Fraud in Barnet: The Scale of the Problem
From council employees moonlighting on your time to housing fraud stealing homes from the vulnerable, Barnet’s fraud problem runs deep.
Every pound lost to fraud in Barnet is a pound taken from vital services, from social care, libraries, road maintenance and support for the most vulnerable residents in Finchley Church End. The scale of fraud across the borough is not a minor footnote. It is a systemic problem that has been allowed to flourish, and which the current council has only recently begun to tackle seriously.
Employees Stealing Your Time, and Your Money
In October 2024, a Barnet Council employee named Sally Bodom appeared at Willesden Magistrates Court and pleaded guilty to two counts of fraud. Bodom had been working simultaneously as a full-time Business Support Officer at Barnet and a full-time worker at Croydon Council, both contracts explicitly prohibiting undeclared additional employment. She was paid over £60,000 in salary from Barnet alone during this period. Both councils had documented performance concerns: slow report writing, minimal workplace presence, poor availability. Yet it took a data-matching exercise in July 2024, over eight years after her dual employment began, to finally catch her.
This was not an isolated case. In September 2024, a separate case came to light involving Angelica Neoaurora, an agency worker placed at Barnet as a Strategy Officer, who was simultaneously working full-time at the Greater London Authority. Neoaurora had been convicted of the exact same offence previously as a civil servant, but did not disclose that conviction when applying to Barnet, used a different name, and provided a family member as a reference. She admitted six counts of fraud at Harrow Crown Court.
Two ‘polygamous working’ fraud convictions in a single year.
One fraudster had a prior conviction, and still slipped through Barnet’s vetting.
841 tenancy fraud cases investigated in 2024/25, a 55% year-on-year increase.
Housing Fraud: Homes Stolen from the Vulnerable
The fraud problem extends well beyond council employees. In 2024/25, Barnet’s Corporate Anti-Fraud Team investigated 841 cases of potential tenancy fraud, a 55% increase on the previous year. Over 250 were cases of alleged outright tenancy fraud, in which people illegally subletting or misusing social housing denied homes to genuinely vulnerable families.
Cases investigated included couples claiming sole occupancy discounts while living together, individuals subletting council properties for profit, and a man in another case who pleaded guilty to eight counts of fraud after fabricating his identity, employment and personal circumstances, including falsely claiming to be a football coach and a victim of domestic abuse, to jump the housing queue. Barnet’s investigators discovered his claimed address was a property he had voluntarily vacated himself.
The council’s fraud team also stopped 12 fraudulent Right-to-Buy applications in a single year, protecting an asset value of £1.53 million. And they pursued 59 criminal prosecutions for Blue Badge and travel fraud alone, a 293% increase on the year before.
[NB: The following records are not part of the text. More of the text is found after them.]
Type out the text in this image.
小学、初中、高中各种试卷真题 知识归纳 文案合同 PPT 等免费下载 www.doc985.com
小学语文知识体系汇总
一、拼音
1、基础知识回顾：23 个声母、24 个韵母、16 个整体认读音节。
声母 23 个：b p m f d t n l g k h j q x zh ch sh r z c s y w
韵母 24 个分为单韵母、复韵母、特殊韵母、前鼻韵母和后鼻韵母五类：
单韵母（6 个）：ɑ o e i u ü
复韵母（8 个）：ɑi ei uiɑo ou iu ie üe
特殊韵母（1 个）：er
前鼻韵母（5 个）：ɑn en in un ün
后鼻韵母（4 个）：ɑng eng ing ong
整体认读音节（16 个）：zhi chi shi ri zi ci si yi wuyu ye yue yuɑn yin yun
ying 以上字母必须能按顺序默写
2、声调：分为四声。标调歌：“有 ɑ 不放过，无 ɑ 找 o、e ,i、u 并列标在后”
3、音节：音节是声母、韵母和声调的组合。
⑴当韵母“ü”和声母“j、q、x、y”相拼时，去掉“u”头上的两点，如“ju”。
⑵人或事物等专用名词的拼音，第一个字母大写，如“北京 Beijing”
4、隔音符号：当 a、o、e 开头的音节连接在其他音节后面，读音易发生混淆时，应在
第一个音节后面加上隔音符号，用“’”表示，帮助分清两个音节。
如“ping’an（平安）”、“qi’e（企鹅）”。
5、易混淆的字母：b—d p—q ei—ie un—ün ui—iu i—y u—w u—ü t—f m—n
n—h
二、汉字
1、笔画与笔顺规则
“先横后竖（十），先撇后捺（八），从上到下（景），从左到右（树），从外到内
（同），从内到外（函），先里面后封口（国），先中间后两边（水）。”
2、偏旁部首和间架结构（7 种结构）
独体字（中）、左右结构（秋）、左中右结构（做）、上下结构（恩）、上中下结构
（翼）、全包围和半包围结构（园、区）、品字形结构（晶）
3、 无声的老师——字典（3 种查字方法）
A System That Rewards the Dishonest
The surge in fraud is not simply a sign of better detection. It reflects years of inadequate vetting, weak oversight and a council culture that prioritised expansion over accountability. The fact that a convicted fraudster could re-enter the council payroll under a different name is a governance failure, not bad luck. The fact that dual employment could go undetected for eight years suggests monitoring systems were either absent or ignored.
Reform UK supports tough anti-fraud measures, robust employee vetting, cross-council data sharing, and real consequences for those who steal from the public purse. But we also believe that the best defence against fraud is a lean, accountable council, not one bloated by unnecessary contracts and opaque management layers.
Barnet's residents deserve better than a council that can't account for its own staff.